In the 1940s, it was becoming questionable if it was possible to run under four minutes for the mile. Roger Bannister, who ultimately broke the barrier first to run 3:59, had questioned if the act might even kill a person. The most interesting part of this to me isn’t that Bannister broke the record, but what happened before and after. In the year preceding Bannister breaking the 4-minute barrier, John Landy, a contemporary, ran 4:02 on 4 separate occasions (exactly 4:02). Then, 46 days after Bannister, Landy ran 3:58 and to establish a new World Record. Landy, finding that Bannister had broken the barrier, could have been crushed. Instead, it gave him a new perspective and a new World Record. Shared experience gives us an opportunity to learn and competition pushes us. Neither of those runners working in isolation would have made the progress that they did, we need each other do things we cannot imagine alone.

Being uncomfortable

Just as we are hard-wired to be adaptable to different environments, we are equally hard-wired to seek safety and comfort in those environments.  Death makes the perpetuation of a species extremely challenging. Growth requires failure and failure can bring consequences, it’s as simple as that.

One of the reasons why presence and mindfulness are so difficult is because we so rarely get definitive feedback on the result of something. Our desire for not being uncomfortable causes us to suffer. We obsess over past interactions that were “ok”, but “what did they really mean”. Those things haunt us. When we miss a lift, fail to run a certain distance in a set time, or don’t get our chin over the pull up bar, we have been given a gift. We tried and we failed. AWESOME. Consider failing a lift the same as someone telling you exactly how they feel in a relationship, it is full honesty, it’s a remarkable moment. Therefore, to not fail at things, to not be uncomfortable leaves opportunity on the table every day. It doesn’t imply recklessness because that would ignore being present. If you can apply being uncomfortable to the present state of your capability – now you can do some exciting things as you overcome each obstacle. It’s moving well under a snatch at your max of 145 pounds and then trying 150. It is not loading 215 after 145 and going for it. That uncomfortable feeling is called physical therapy.

Humility

Whoever you are reading this, I know one thing without question about you. You are better at accomplishing certain tasks than I am. This fact doesn’t make me a terrible person or you the best person, but it’s a fact. That could be anything from using excel, to public speaking, to handstand walking, to the perfect amount of hot sauce to add to your eggs. Now, this either provides opportunity or it can cripple us.

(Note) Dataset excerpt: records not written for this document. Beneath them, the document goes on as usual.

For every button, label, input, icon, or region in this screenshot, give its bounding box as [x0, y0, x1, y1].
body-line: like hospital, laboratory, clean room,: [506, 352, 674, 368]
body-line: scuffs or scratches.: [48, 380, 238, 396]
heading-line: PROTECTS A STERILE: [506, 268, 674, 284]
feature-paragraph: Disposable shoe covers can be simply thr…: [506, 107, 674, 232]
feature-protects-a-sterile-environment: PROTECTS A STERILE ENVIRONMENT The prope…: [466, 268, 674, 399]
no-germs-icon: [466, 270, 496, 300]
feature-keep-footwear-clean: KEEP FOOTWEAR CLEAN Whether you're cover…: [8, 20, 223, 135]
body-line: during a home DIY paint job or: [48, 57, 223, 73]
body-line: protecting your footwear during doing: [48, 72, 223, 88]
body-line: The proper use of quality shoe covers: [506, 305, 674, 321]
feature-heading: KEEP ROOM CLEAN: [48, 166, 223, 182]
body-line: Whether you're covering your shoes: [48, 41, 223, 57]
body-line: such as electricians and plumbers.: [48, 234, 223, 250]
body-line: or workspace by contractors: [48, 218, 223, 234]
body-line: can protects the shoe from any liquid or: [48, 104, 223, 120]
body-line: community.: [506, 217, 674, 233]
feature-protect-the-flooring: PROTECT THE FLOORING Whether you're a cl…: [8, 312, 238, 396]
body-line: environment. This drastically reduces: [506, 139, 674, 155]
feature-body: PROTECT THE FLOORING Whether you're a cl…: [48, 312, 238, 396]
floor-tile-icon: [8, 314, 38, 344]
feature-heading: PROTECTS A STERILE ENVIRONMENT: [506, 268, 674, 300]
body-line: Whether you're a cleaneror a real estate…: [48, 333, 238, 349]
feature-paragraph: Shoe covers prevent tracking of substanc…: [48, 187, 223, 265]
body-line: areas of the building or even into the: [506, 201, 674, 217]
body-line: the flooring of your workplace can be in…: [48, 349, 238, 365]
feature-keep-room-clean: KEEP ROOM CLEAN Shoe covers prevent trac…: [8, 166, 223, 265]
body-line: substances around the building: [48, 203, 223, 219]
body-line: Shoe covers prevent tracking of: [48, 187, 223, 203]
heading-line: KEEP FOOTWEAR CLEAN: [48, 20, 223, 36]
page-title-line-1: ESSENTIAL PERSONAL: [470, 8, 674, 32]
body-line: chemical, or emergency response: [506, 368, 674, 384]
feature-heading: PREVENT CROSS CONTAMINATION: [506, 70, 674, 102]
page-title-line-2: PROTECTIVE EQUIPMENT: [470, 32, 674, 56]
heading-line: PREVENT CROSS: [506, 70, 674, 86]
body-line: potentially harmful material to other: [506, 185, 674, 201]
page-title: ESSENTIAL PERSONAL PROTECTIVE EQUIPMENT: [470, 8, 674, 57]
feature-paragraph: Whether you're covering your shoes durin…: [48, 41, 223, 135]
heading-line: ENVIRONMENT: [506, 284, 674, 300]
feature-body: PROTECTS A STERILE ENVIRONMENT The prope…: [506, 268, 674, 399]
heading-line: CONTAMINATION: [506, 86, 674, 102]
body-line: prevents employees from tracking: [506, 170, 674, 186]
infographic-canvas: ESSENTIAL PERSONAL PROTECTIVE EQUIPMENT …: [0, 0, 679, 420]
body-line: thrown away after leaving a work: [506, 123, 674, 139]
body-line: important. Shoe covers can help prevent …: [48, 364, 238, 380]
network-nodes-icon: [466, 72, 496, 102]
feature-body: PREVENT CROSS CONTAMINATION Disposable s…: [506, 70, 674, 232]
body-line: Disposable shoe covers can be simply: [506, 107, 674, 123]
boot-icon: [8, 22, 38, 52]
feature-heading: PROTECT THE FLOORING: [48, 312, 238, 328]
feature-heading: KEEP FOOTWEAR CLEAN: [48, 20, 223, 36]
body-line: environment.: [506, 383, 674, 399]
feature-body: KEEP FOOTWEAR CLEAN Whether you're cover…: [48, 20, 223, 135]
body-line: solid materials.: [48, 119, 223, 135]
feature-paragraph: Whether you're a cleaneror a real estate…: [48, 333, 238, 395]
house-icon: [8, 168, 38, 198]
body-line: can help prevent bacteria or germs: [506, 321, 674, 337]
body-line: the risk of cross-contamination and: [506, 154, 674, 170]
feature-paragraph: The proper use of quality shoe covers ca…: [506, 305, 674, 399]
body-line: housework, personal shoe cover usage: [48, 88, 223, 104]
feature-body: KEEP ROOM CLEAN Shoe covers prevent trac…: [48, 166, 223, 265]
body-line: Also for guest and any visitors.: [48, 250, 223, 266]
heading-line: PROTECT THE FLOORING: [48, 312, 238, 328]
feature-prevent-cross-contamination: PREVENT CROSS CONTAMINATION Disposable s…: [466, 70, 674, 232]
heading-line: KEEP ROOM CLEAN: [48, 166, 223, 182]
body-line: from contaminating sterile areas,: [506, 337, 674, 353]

I have one process for the gym. That each class is an hour where each person can feel comfortable enough and have the support to fail. That’s it. Each class we do things a certain way in that process. We won’t achieve that for every person, every hour, but we’ll always honor that process. Not to make everyone go RX, not to have everyone accomplish any one specific skill. It’s to strive for an environment where we can have the humility and vulnerability to give all we are able in that moment.

Process, not goal-setting

A goal has a lifecycle and ultimately ties you to a future that you cannot control. A process connects you to maximizing your ability in the present moment and that’s a powerful thing.

We cannot predict the future, however, we do have some pretty good data at our disposal to imagine how it might go. Being active, paying attention to nutrition and sleep, and sharing a community generally leads to a happier and more productive life (work cited – every research study about fitness, health and wellness ever). If we can engage in a variety of movements and in a way that prioritizes quality and presence over numbers, well, then some really cool things start to happen.